Her cümlemin anlaşılır olması, denilmek istenenin okuyucuya net olarak aksettirilmesi benim için önemli. Bazen devriktir cümlelerim… O an ne gerekiyorsa, akış neyi gerektiriyorsa ve içimden nasıl geliyorsa… Kalbimin çarpmasını, coşkumu, aklımdakileri bir an önce kağıda dökme isteğimi ne şekilde yansıtıyorsam öyle yazmaya çalışırım. İlk heyecanı kaybetmeden düşüncelerimi bir an önce yazmam gerekiyor bazen… Tabii sonrasında okur, en ince ayrıntıya kadar düzeltmeye çalışırım eksiklikleri… Akıcı olması da çok önemli, okuyucuyu sıkmadan, soğutmadan devam ettirebilmek gerek.

• Yeni nesil çocuklarda internet ve bilgisayar oyunları merakının ruhsal açıdan zararlarına karşın kitapların ne gibi önemi vardır?
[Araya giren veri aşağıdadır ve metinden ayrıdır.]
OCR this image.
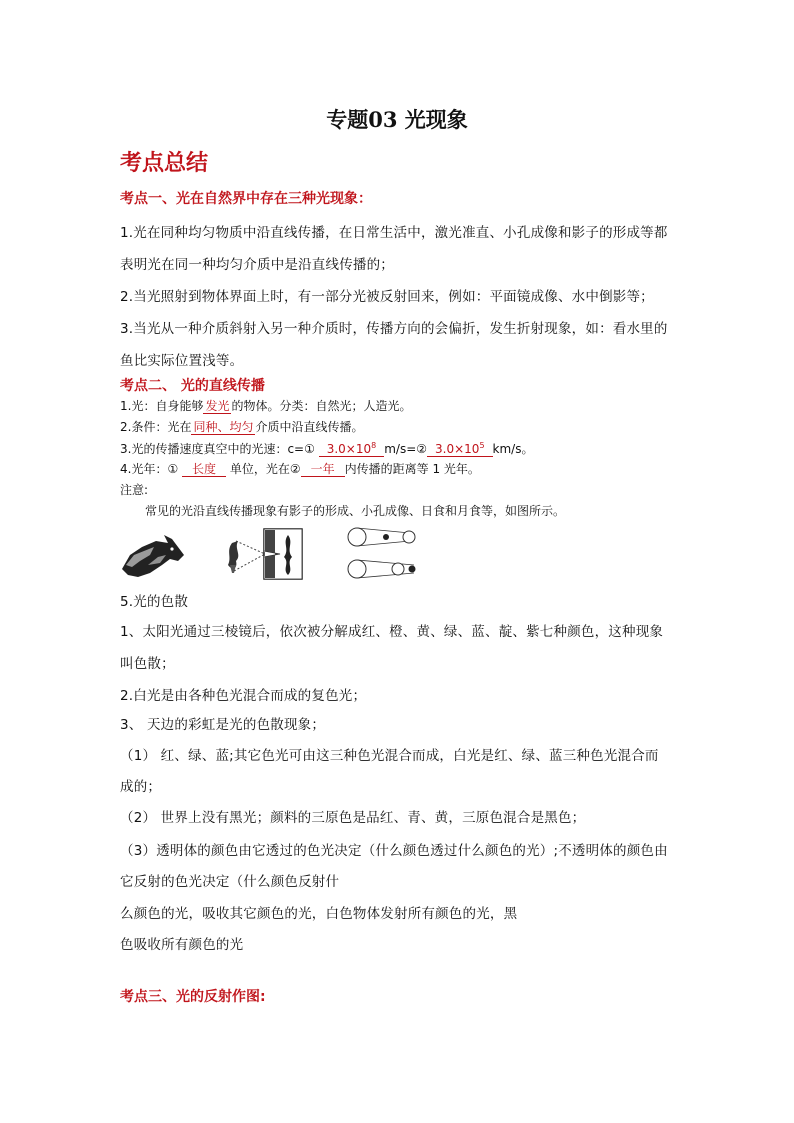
专题03 光现象
考点总结
考点一、光在自然界中存在三种光现象：
1.光在同种均匀物质中沿直线传播，在日常生活中，激光准直、小孔成像和影子的形成等都
表明光在同一种均匀介质中是沿直线传播的；
2.当光照射到物体界面上时，有一部分光被反射回来，例如：平面镜成像、水中倒影等；
3.当光从一种介质斜射入另一种介质时，传播方向的会偏折，发生折射现象，如：看水里的
鱼比实际位置浅等。
考点二、 光的直线传播
1.光：自身能够 发光 的物体。分类：自然光；人造光。
2.条件：光在 同种、均匀 介质中沿直线传播。
3.光的传播速度真空中的光速：c=① $3.0\times 10^8$ m/s=② $3.0\times 10^5$ km/s。
4.光年：① 长度 单位，光在② 一年 内传播的距离等 1 光年。
注意:
常见的光沿直线传播现象有影子的形成、小孔成像、日食和月食等，如图所示。
5.光的色散
1、太阳光通过三棱镜后，依次被分解成红、橙、黄、绿、蓝、靛、紫七种颜色，这种现象
叫色散；
2.白光是由各种色光混合而成的复色光；
3、 天边的彩虹是光的色散现象；
（1） 红、绿、蓝;其它色光可由这三种色光混合而成，白光是红、绿、蓝三种色光混合而
成的；
（2） 世界上没有黑光；颜料的三原色是品红、青、黄，三原色混合是黑色；
（3）透明体的颜色由它透过的色光决定（什么颜色透过什么颜色的光）;不透明体的颜色由
它反射的色光决定（什么颜色反射什
么颜色的光，吸收其它颜色的光，白色物体发射所有颜色的光，黑
色吸收所有颜色的光
考点三、光的反射作图:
Bu konuda ebeveynlere düşen görevler nelerdir?

Günümüzde, belki klişe olacak ama sosyal medya canavarıyla, kitapların, okumanın, edebiyatın mücadelesi gittikçe zorlaşıyor. Küçük bir çocuğun sayfaların kokusundan, eline aldığı bir kitabın cildini okşamanın verdiği hazdan bihaber büyüdüğünü görüyoruz. Önce ailelere, anne babalara; kitapları sevmeyi, edebiyatın kıymetini tekrar hatırlatmak gerekiyor. Bunun için mümkün olduğunca edebiyat eserinin yayınlanması, her zevke, her kişiye ulaşabilecek kitapların basılması gerekiyor. Ve tabii çocuğumuz niye kitap okumuyor diye şikayet edeceğimize, ben niye okumuyorum diye öncellikle kendimize kızmamız gerekiyor.

• Geçtiğimiz günlerde imza gününüz oldu. Tepkiler nasıldı ve tekrarı olacak mı?
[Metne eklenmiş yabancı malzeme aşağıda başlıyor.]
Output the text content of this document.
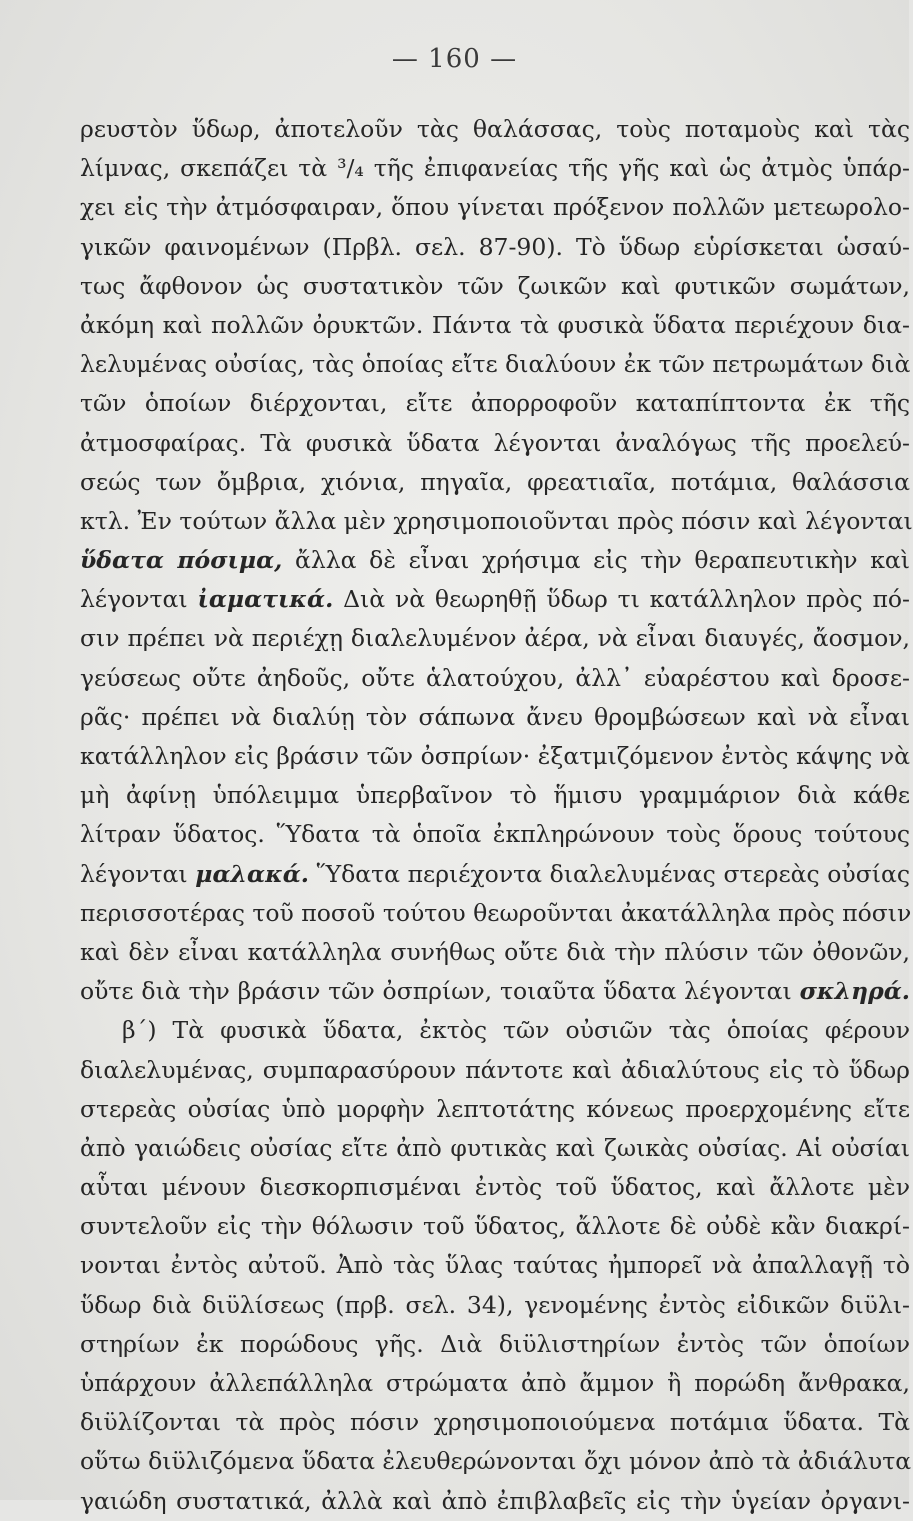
— 160 —
ρευστὸν ὕδωρ, ἀποτελοῦν τὰς θαλάσσας, τοὺς ποταμοὺς καὶ τὰς
λίμνας, σκεπάζει τὰ ³/₄ τῆς ἐπιφανείας τῆς γῆς καὶ ὡς ἀτμὸς ὑπάρ-
χει εἰς τὴν ἀτμόσφαιραν, ὅπου γίνεται πρόξενον πολλῶν μετεωρολο-
γικῶν φαινομένων (Πρβλ. σελ. 87-90). Τὸ ὕδωρ εὑρίσκεται ὡσαύ-
τως ἄφθονον ὡς συστατικὸν τῶν ζωικῶν καὶ φυτικῶν σωμάτων,
ἀκόμη καὶ πολλῶν ὀρυκτῶν. Πάντα τὰ φυσικὰ ὕδατα περιέχουν δια-
λελυμένας οὐσίας, τὰς ὁποίας εἴτε διαλύουν ἐκ τῶν πετρωμάτων διὰ
τῶν ὁποίων διέρχονται, εἴτε ἀπορροφοῦν καταπίπτοντα ἐκ τῆς
ἀτμοσφαίρας. Τὰ φυσικὰ ὕδατα λέγονται ἀναλόγως τῆς προελεύ-
σεώς των ὄμβρια, χιόνια, πηγαῖα, φρεατιαῖα, ποτάμια, θαλάσσια
κτλ. Ἐν τούτων ἄλλα μὲν χρησιμοποιοῦνται πρὸς πόσιν καὶ λέγονται
ὕδατα πόσιμα, ἄλλα δὲ εἶναι χρήσιμα εἰς τὴν θεραπευτικὴν καὶ
λέγονται ἰαματικά. Διὰ νὰ θεωρηθῇ ὕδωρ τι κατάλληλον πρὸς πό-
σιν πρέπει νὰ περιέχῃ διαλελυμένον ἀέρα, νὰ εἶναι διαυγές, ἄοσμον,
γεύσεως οὔτε ἀηδοῦς, οὔτε ἁλατούχου, ἀλλ᾽ εὐαρέστου καὶ δροσε-
ρᾶς· πρέπει νὰ διαλύῃ τὸν σάπωνα ἄνευ θρομβώσεων καὶ νὰ εἶναι
κατάλληλον εἰς βράσιν τῶν ὀσπρίων· ἐξατμιζόμενον ἐντὸς κάψης νὰ
μὴ ἀφίνῃ ὑπόλειμμα ὑπερβαῖνον τὸ ἥμισυ γραμμάριον διὰ κάθε
λίτραν ὕδατος. Ὕδατα τὰ ὁποῖα ἐκπληρώνουν τοὺς ὅρους τούτους
λέγονται μαλακά. Ὕδατα περιέχοντα διαλελυμένας στερεὰς οὐσίας
περισσοτέρας τοῦ ποσοῦ τούτου θεωροῦνται ἀκατάλληλα πρὸς πόσιν
καὶ δὲν εἶναι κατάλληλα συνήθως οὔτε διὰ τὴν πλύσιν τῶν ὀθονῶν,
οὔτε διὰ τὴν βράσιν τῶν ὀσπρίων, τοιαῦτα ὕδατα λέγονται σκληρά.
β΄) Τὰ φυσικὰ ὕδατα, ἐκτὸς τῶν οὐσιῶν τὰς ὁποίας φέρουν
διαλελυμένας, συμπαρασύρουν πάντοτε καὶ ἀδιαλύτους εἰς τὸ ὕδωρ
στερεὰς οὐσίας ὑπὸ μορφὴν λεπτοτάτης κόνεως προερχομένης εἴτε
ἀπὸ γαιώδεις οὐσίας εἴτε ἀπὸ φυτικὰς καὶ ζωικὰς οὐσίας. Αἱ οὐσίαι
αὗται μένουν διεσκορπισμέναι ἐντὸς τοῦ ὕδατος, καὶ ἄλλοτε μὲν
συντελοῦν εἰς τὴν θόλωσιν τοῦ ὕδατος, ἄλλοτε δὲ οὐδὲ κἂν διακρί-
νονται ἐντὸς αὐτοῦ. Ἀπὸ τὰς ὕλας ταύτας ἠμπορεῖ νὰ ἀπαλλαγῇ τὸ
ὕδωρ διὰ διϋλίσεως (πρβ. σελ. 34), γενομένης ἐντὸς εἰδικῶν διϋλι-
στηρίων ἐκ πορώδους γῆς. Διὰ διϋλιστηρίων ἐντὸς τῶν ὁποίων
ὑπάρχουν ἀλλεπάλληλα στρώματα ἀπὸ ἄμμον ἢ πορώδη ἄνθρακα,
διϋλίζονται τὰ πρὸς πόσιν χρησιμοποιούμενα ποτάμια ὕδατα. Τὰ
οὕτω διϋλιζόμενα ὕδατα ἐλευθερώνονται ὄχι μόνον ἀπὸ τὰ ἀδιάλυτα
γαιώδη συστατικά, ἀλλὰ καὶ ἀπὸ ἐπιβλαβεῖς εἰς τὴν ὑγείαν ὀργανι-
Evet, çok güzel bir heyecan yaşadım o gün. İnsanın iç dünyasını okuyan kişilerle, göz göze geliyorsunuz. Onlar da size bakıyor ve gözler birbirini tasdik ediyor. Daha fazla konuşmaya gerek yok. Ben beni anlatmışım… Onlar da anlamış ve kendiyle yoğurmuş. Bu duyguların tarifi yok. Neyse, en sevindiğim tarafı söyleyeyim; herkesin favori hikayesi farklı farklıydı. O zaman siz de o favorilere göre karşınızdakini daha iyi anlıyorsunuz. Büyük mutluluk. Bir sonraki imza gününü, yayınevi ile birlikte ATO'da 15-24 Şubat arası gerçekleşecek olan kitap fuarında yapmayı düşünüyoruz. Umarım yeniden bir araya geliriz. Sizlere bu güzel sohbet için çok teşekkür ederim.